Dennis was a perfectionist. He was an amateur local historian of
distinction, who over the years immersed himself enthusiastically in the
history of Willingham. His approach was rigorous, but it was also focused
on the human: he was interested in, and knowledgeable about, the people
who had walked the Willingham stage.
He was also an excellent photographer. He recorded many of the 'great
occasions' of village life, but his photographic interests were much wider
than that. He had, for example, taken photographs of misericords in
churches in many parts of Britain, and his talks on that subject were
extremely informative and rooted in deep historical knowledge.
Dennis could have been a professional historian. He would have been a
first-rate teacher. He did not, however, follow that route, but went to
work with his father and elder brother as a fruit farmer. He brought to
that role the same high standards that he brought to everything else. And
he had the knack of encouraging and enthusing the young.
His affection for Willingham, and his deep sense of its history, were
immensely valuable when the old school in Fen End finally ceased to be
used (in 1975, when the new school opened in Thodays Close).

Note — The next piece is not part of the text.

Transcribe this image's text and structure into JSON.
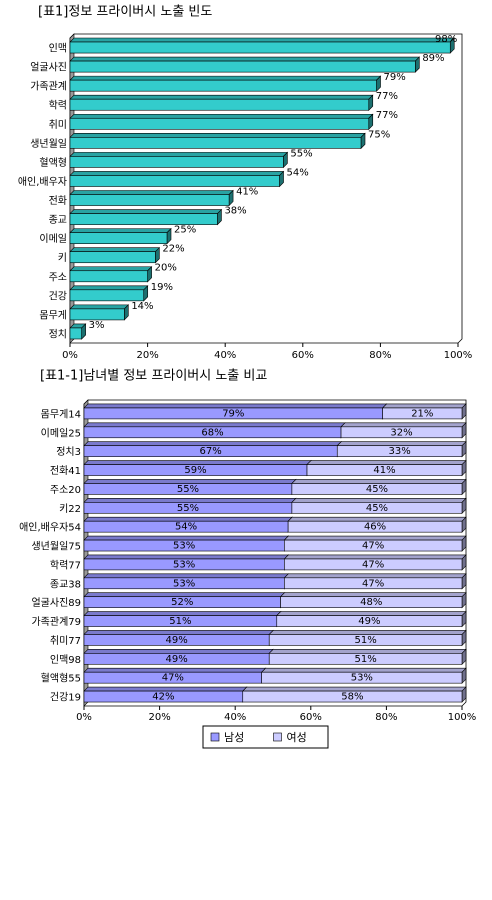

The main
building and the school teacher's house belonged to the British School
Trust, which had been set up to provide the school, which had been opened
in 1856. Now that it was no longer needed as a school, the Trust had to
sell school and house, to invest the money to provide continuing
educational support for the village. It was typical of Dennis that, as one
of the Trustees, he made himself an expert on charity law and practice,
and wrote the new Scheme, which was accepted without amendment by the
Charity Commission, and which still provides the framework for the
continuing positive contribution of the Trust to the village.
Dennis Jeeps was a 'one-off' - erudite, witty, warm, enthusiastic - a
major contributor to the life of the village.